Data Infrastructure - Graph Traversal Pattern II
Graph Traversals
A traversal means visting elements (vertices and edges) in a graph in some algorithmic fashion. This subsection will introduce a functional flowbased approach to traversing property graphs and how different types of traversals over different types of graph datasets support different types of problem-solving.
The most primitive, read-based operation on a graph is a single step traversal from element $i$ to element $j$, where $i,j \in (V \cup E)$. For example, “Find the outgoing edges from this vertex”,”Find the vertex that is at the end of this edge”. Single step operations expose explicit adjacencies in the graph. Following list itemizes the various types of single step traversals.
$e_{out}$ : traverse to the outgoing edges of the vertices
$e_{in}$ :traverse to the incoming edges to the vertices
$v_{out}$ : traverse to the outgoing (or say tail) vertices of the edges
$v_{in}$ : traverse the incoming(or say head) vertices of the edges
$\epsilon$ : get the element property values for given key
When edges are labeled and elements have properties, it is desirable to constrain the traversal to edges of a particular label or elements with particular label or elements with particular properties. These operations are known as filters and are abstractly defined as following:
$e_{lab+}$ allow all edges with label
$e_{lab-}$ filter all edges with label
$\epsilon_{p+}$ allow all elements with the property
$\epsilon_{p-}$ filter all elements with the property
$\epsilon_{\epsilon +}$ allow all elements that are the provided element
$\epsilon_{\epsilon -}$ filter all elements that are the provided element
A simple example is traversing to the names of Alberto Pepe’s friends of last post. If $i$ is the vertex representing Alberto Pepe.
$f(i) = \epsilon(v_{int}(e_{lab+}(e_{out}(i),friend)), name)$
then $f(i)$ will return the names of Alberto Pepe’s friends. By function currying and composition, we can rewrite the above definition.
$f(i) = (\epsilon^{name} \cdot v_{in} \cdot e^{friend}_{lab+} \cdot e_{out})(i)$
Traversal Pattern of Recommendation
Like I mentioned in last post, currently every giant tech company has some sort of graph data. In this stage, every company want to do some sort of recommendation to increase user engagement.So let us focus on traversal pattern of recommendation. Following is how the graph looks like.
Content-Based Recommendation
In order to identify resources that are similar in features to a resource, traverse to all resources that share the same features. Here is the traversal pattern function definition. Let $i$ be the resource
$f(i) = (\epsilon^{i}_{\epsilon -} \cdot v_{out} \cdot e^{feature}_{lab+} \cdot e_{in} \cdot v_{in} \cdot e^{feature}_{lab+} \cdot e_{out}) (i)$
Following figure describe the processing.

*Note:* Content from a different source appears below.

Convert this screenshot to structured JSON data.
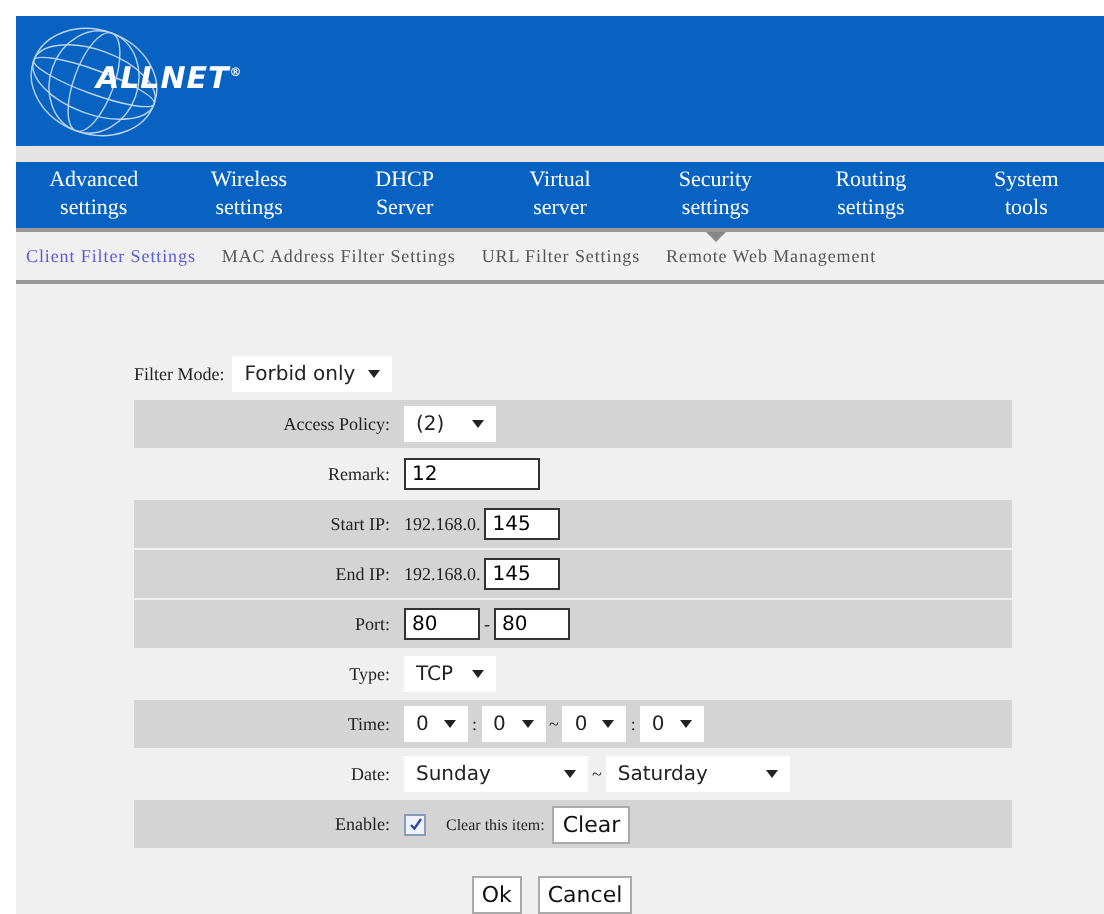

There is one important extension to this problem : “Given what person $i$ likes, what other resources have similar features?” We just need to define an additinal function $g$ of person $i$
$g(i) = (v_{in} \cdot e^{likes}_{lab+} \cdot e_{out}) (i)$
and then our problem can be solved by $f \dot g$
Collaborative Filtering-Based Recommendation
In the world of recommendation, there is another recommendation called “collaborative filtering based recommendation”. With collaborative filtering, the objective is to identify a set of resources that have a high probability of being liked by a person based upon identifying other people in the system that enjoy similar likes. For exampl, if person $a$ and person $b$ share 90% of their liked resources in common, then the remaining 10% they don’t share in common are candidates for recommendation. Solving the problem of collaborative filtering using graph traversals can be accomplished 2 components.

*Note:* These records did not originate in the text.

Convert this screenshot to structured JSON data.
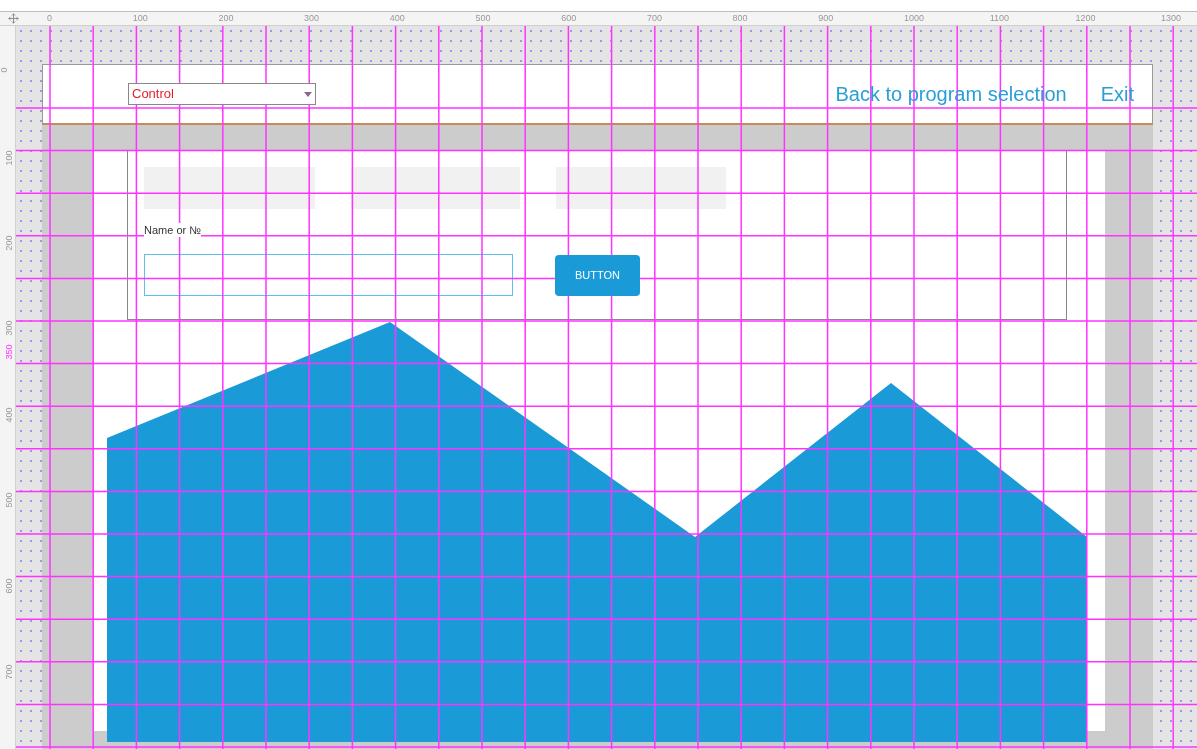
{
  "rulers": {
    "horizontal": [
      {
        "label": "0",
        "highlighted": false
      },
      {
        "label": "100",
        "highlighted": false
      },
      {
        "label": "200",
        "highlighted": false
      },
      {
        "label": "300",
        "highlighted": false
      },
      {
        "label": "400",
        "highlighted": false
      },
      {
        "label": "500",
        "highlighted": false
      },
      {
        "label": "600",
        "highlighted": false
      },
      {
        "label": "700",
        "highlighted": false
      },
      {
        "label": "800",
        "highlighted": false
      },
      {
        "label": "900",
        "highlighted": false
      },
      {
        "label": "1000",
        "highlighted": false
      },
      {
        "label": "1100",
        "highlighted": false
      },
      {
        "label": "1200",
        "highlighted": false
      },
      {
        "label": "1300",
        "highlighted": false
      }
    ],
    "vertical": [
      {
        "label": "0",
        "highlighted": false
      },
      {
        "label": "100",
        "highlighted": false
      },
      {
        "label": "200",
        "highlighted": false
      },
      {
        "label": "300",
        "highlighted": false
      },
      {
        "label": "350",
        "highlighted": true
      },
      {
        "label": "400",
        "highlighted": false
      },
      {
        "label": "500",
        "highlighted": false
      },
      {
        "label": "600",
        "highlighted": false
      },
      {
        "label": "700",
        "highlighted": false
      }
    ]
  },
  "header": {
    "dropdown": {
      "value": "Control"
    },
    "links": [
      "Back to program selection",
      "Exit"
    ]
  },
  "form": {
    "label": "Name or №",
    "button": "BUTTON"
  }
}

$f(i) = (\epsilon^{i}_{\epsilon -} \cdot v_{out} \cdot e^{like}_{lab+} \cdot e_{in} \cdot v_{in} \cdot e^{like}_{lab+} \cdot e_{out}) (i)$
Function $f$ traverses to all those people vertices that like the same resources as person vertex $i$ and who themselves are not vertex $i$.

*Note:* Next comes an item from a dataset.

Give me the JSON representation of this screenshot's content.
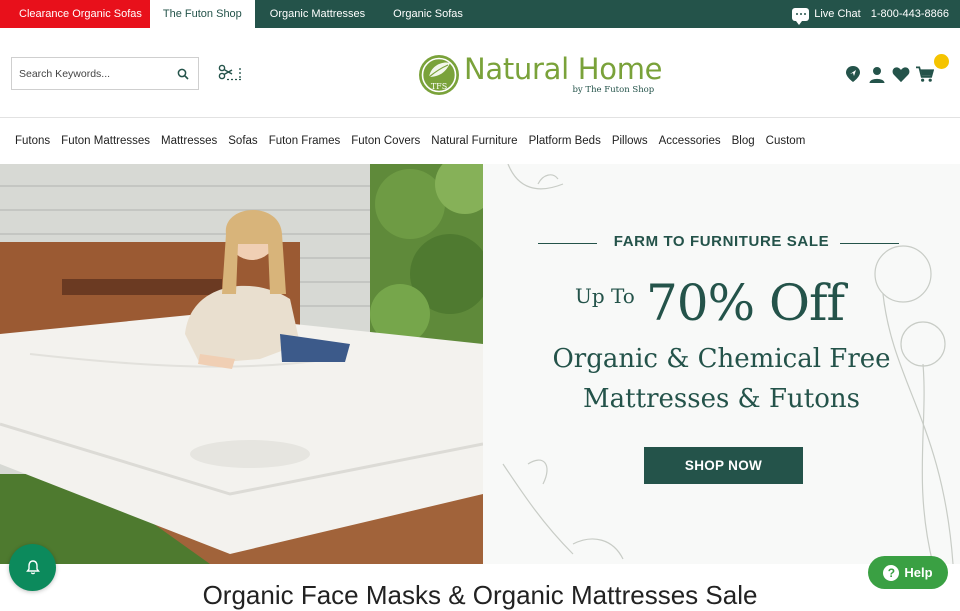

$g(j) = (v_{in} \cdot e^{like}_{lab+} \cdot e_{out}) (j)$
Fucntion $g$ traverses to all the resources liked by vertex $j$. In composition, $(g \cdot f)(i)$ determines all those resources that are liked by those people that have similar tastes to vertex $i$. If person $j$ likes 10 resources in common with person $i$, then the resources that person likes will be returned at least 10 times by $g \cdot f$ (perhaps more if a path exists to those resources from another person vertex as well)
Conclusion
With the graph traversal pattern, there exists a single graph data structure that can be traversed in different ways to expose different types of recommendations|generally, different types of relationships between vertices.Being able to mix and match the types of traversals executed alters the semantics of the final rankings and conveniently allows for hybrid recommendation algorithms to emerge.